歐美國家今年在 3、4 月受到新冠肺炎疫情的影響,封鎖了大部分的公共場所。一直到近日各國政府逐步解封的政策下,像是在倫敦的畫廊與博物館,才得以一種「新方式」陸續回到人們的生活中。 回溯西方博物館的發展,從 17 世紀法國私人收藏為主的機構,經歷 20 世紀「新博物館學 (New Museology)」的策略興起,博物館轉型為更加注重大眾參與和娛樂目的的社交場所,咖啡廳、餐廳、酒吧進駐空間,豐富人們生活休閒去處的選擇,藝術與大眾建立起更親密的連結。
在封城前,走訪英國無論是在著名的藝術商展會 Frize Art Fair、英國皇家美術研究院 (Royal Academy of Arts) 、泰特當代美術館 (Tate Modern)、英國科學博物館 (Science Museum)、倫敦設計博物館 (the Design Museum)、維多利亞與亞伯特博物館 (Victoria and Albert Museum)等大型博物館的主題展覽,都可以體會到英國社會蓬勃發展的藝術、設計文化圈。大人、小孩無論年齡,都願意花時間與金錢支持藝術活動;同時隨之而來的問題是,博物館與畫廊時常面臨過多的參觀人數而造成的空間壅擠,間接影響展覽的參觀體驗。

防疫下的藝術新生活,倫敦怎麼做?
在需要維持社交距離的防疫政策下,許多英國的博物館空間在重新開幕後,制定了新的觀展方式與規範。像是以倫敦設計博物館(the Design Museum) 2020 年最新的電子音樂 Electronic 展覽為例:
在參觀展覽前,民眾需要先到博物館的官網,選擇參觀時段並購票。到了博物館現場後,工作人員會先確認訂票資訊,並依個別時段開放觀眾入場。場內除了須戴口罩,也要與其他參觀者維持 2 公尺的社交距離;與以前最大的不同之處在於,展場內會有明顯的路線指示,參觀者需隨著指標前進、不能隨意繞回。

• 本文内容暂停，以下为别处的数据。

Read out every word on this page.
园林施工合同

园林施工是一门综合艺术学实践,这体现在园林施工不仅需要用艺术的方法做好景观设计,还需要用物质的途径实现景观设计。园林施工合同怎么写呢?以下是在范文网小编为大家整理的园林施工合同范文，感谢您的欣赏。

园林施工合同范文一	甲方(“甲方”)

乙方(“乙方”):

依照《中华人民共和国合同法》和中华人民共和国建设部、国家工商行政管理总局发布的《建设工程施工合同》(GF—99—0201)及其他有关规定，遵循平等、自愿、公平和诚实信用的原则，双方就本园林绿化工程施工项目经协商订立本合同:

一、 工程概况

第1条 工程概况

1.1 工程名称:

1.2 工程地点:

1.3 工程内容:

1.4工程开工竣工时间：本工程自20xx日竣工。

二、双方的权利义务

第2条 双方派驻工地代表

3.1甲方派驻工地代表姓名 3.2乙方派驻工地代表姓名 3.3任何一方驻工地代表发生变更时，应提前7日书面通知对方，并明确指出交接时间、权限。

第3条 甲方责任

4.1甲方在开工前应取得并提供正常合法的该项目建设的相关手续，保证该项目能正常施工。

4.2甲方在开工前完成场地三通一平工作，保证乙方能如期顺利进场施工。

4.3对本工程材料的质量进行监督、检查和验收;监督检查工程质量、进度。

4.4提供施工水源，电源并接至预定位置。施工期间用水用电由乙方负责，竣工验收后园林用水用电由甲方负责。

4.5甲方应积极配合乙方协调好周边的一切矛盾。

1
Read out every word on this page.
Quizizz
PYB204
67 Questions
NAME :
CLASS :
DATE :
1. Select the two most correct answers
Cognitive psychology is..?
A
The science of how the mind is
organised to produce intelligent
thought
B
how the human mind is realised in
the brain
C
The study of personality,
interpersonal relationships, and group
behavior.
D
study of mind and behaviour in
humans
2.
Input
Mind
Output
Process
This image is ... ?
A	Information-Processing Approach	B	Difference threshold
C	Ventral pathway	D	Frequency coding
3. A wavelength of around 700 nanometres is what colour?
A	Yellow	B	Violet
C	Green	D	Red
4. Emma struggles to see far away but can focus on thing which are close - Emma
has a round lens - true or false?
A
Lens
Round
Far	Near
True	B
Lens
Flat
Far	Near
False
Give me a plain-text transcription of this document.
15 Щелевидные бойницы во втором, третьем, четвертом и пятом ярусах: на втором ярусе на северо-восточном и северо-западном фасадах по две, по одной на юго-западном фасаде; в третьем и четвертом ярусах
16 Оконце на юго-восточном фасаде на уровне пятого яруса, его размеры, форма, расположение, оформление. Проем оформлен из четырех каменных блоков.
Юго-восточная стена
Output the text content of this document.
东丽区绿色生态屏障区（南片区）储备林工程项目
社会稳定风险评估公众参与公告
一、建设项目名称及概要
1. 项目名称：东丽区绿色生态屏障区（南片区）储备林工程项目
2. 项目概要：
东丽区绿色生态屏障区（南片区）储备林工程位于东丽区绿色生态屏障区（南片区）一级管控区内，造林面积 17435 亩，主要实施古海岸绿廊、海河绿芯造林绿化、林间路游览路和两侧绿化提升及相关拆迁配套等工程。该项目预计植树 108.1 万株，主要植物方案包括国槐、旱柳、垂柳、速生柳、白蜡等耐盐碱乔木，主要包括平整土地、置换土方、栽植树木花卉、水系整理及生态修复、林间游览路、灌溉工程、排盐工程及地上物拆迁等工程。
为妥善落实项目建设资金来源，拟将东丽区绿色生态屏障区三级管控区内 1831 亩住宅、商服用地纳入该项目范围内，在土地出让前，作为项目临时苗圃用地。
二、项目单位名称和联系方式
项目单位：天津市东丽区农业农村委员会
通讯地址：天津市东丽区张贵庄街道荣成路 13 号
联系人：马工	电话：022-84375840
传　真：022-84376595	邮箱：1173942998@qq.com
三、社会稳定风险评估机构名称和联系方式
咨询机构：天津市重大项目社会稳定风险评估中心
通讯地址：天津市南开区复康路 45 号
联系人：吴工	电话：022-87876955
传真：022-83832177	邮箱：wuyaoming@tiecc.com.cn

由於所有參觀都需要提前訂票預約,展場內每個時段的人數也就有了限制,因此讓整體的觀展過程,有更高的品質與機會,能夠專注看每一個作品,使民眾能夠擁有較為完整的觀展體驗。

新觀展形式:觀展品質與商業收入的平衡點?
從一名「觀眾」的角度來說,社交距離的限制反倒給予了較大的空間,讓人更容易沉浸在展覽的故事敘述中;但從博物館的經營來說,限制人數的同時,也就損失了收入來源。尤其是倫敦的大型展覽通常都是需要買票的,收入縮減將讓博物館陷入營運困難,這也可以理解為什麼在疫情之前的博物館展覽中,許多展覽並無人數的限制。
觀展體驗與收入是博物館方需要小心拿捏的平衡點,提供舒適和安全的展覽環境並同時維持商業上發展的可能,才能長遠的支持藝術、設計學術上以及實務上的研究和創作。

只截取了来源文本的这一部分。